Every Frame Counts

It was just another winter day in Oslo. I went to Storo with my Praktica and 200 ISO Kodak Gold film. It is not easy to find motivation in these winter days, but as I get older I start to reflect on days like this differently. The winter aura, gray, white, black, and sometimes a speck of color here and there, that is the outfit of February in Norway. I decided to focus on that, to believe that this day matters, like every frame of a 36 exposure roll of film.

Being born in the mid 80s gives you a unique perspective on photography. Possibly as a kid, you looked at black and white pictures of your parents, saw your own photos taken by them in color, or even watched slides on a projector. Maybe you even shot a roll or two yourself. And then digital came, easier, cheaper, faster. These days it’s smartphones. Tomorrow, maybe AI… Not everything starts great.
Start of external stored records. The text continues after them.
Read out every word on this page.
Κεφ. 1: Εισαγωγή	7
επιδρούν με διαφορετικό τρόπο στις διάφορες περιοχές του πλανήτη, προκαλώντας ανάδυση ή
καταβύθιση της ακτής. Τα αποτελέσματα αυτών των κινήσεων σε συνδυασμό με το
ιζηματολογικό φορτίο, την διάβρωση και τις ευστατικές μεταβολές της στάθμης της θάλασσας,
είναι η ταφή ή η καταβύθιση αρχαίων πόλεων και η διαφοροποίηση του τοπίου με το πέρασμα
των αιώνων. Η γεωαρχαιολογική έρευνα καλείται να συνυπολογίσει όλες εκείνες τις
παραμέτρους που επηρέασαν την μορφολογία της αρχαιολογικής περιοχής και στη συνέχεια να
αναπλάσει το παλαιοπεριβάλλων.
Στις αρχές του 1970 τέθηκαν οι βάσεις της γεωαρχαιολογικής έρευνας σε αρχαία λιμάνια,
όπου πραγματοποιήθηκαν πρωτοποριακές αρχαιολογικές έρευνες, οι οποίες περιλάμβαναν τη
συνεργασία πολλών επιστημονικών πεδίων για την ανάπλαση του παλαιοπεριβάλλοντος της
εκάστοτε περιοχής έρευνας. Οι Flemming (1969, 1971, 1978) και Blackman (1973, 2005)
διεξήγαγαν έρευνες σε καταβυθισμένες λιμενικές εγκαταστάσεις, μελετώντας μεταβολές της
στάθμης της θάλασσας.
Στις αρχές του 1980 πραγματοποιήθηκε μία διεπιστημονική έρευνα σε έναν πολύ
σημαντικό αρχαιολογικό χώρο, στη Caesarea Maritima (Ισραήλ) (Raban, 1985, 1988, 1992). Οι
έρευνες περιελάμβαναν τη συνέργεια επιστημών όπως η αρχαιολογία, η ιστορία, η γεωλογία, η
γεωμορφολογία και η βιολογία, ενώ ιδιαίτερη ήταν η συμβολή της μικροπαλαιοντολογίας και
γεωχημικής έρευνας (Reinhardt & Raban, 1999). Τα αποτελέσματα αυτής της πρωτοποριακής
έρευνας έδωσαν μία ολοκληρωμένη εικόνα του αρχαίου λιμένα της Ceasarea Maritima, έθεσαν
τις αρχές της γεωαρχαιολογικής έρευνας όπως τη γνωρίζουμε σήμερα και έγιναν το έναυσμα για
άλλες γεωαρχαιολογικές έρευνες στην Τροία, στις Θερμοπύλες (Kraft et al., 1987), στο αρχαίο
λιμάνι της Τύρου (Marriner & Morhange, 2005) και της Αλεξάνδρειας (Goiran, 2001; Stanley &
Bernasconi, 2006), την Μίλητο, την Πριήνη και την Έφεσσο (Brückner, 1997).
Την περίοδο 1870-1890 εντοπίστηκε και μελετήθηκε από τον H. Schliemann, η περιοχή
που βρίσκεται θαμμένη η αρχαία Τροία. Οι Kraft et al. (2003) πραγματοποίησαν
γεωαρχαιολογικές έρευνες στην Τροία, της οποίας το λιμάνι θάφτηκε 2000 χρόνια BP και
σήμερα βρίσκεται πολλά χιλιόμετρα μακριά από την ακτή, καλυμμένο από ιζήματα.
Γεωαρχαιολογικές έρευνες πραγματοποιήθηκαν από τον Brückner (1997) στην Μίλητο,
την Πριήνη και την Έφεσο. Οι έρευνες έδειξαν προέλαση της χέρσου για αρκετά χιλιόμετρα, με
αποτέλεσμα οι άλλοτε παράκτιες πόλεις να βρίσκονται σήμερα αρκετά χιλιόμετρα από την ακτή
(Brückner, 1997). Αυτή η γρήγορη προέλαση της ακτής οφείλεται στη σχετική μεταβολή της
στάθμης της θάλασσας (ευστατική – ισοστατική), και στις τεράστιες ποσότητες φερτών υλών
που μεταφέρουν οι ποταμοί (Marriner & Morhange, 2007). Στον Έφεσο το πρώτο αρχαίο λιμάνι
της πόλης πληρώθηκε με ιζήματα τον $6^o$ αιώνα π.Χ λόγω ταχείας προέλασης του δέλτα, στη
That’s a very broad perspective, where do I fit in it? I’ve used all of the mediums, mostly digital. Or maybe the smartphone camera? It’s hard to tell. If I had to count all the pictures I’ve taken in my life so far, it might be a couple of hundred thousands. How many have you shot? Do you go back to them often? Sometimes I think the huge volume prevents me from returning and selecting my favorite frames. But that’s something else.

Working with extremes. Either no rules, no boundaries, the latest and greatest, best autofocus, best lenses, biggest file sizes, and top dynamic range, or… you can probably guess what’s on the other side of that extreme. Yes, manual settings, manual lenses, and the analog experience of shooting film.

When our memory cards hold more and more capacity, 24 or 36 frames doesn’t sound like much, especially when you consider that some, or even most, of the shots might be bad, unfocused, or simply not interesting. But in the same way, you might end up with surprising shots, unexpected ones, or just happy accidents.

Here’s the catch. Using something so limiting turns you into an observer, a thinker, a planner, something else entirely. You slow down. You set your settings, decide on the shot, and sometimes don’t even take it. So why all this, you might ask? For a person like me, it’s a way to slow down. Not necessarily to take better shots, but to exercise the brain and wander.

For me, the roll starts slowly. I want to spend a couple of hours with it before I send it for developing. I start at some point in the city. The first frames are test shots, testing whether I’ve forgotten how to use a manual camera. After years with digital, it feels like a lot of extra steps.

Focus. Set aperture. Set shutter speed. Advance. Adjust. Shoot.

No checking the back screen. Was it in focus? It teaches you to live with your choices, so with the next frame you become more careful, more curious, more precise, doing all the necessary steps and hoping for the best.

The first few frames are frantic. Then situations, shapes, and colors start to tempt you with compositions. Is it worth another frame? In the middle of the roll, you might almost forget that you’re shooting analog. Check the counter. How many shots left? The closer you get to the end, the more you start to wonder, will there be at least a few good shots on this roll?

You take what feels like the final shot, and there’s still one frame left. The last one. It’s just a formality, but you want to make it count.

And then something unexpected happens.

Camera to eye level. A little smile.

Click.

That was the last one, the unexpected one, the one that brought back the magic.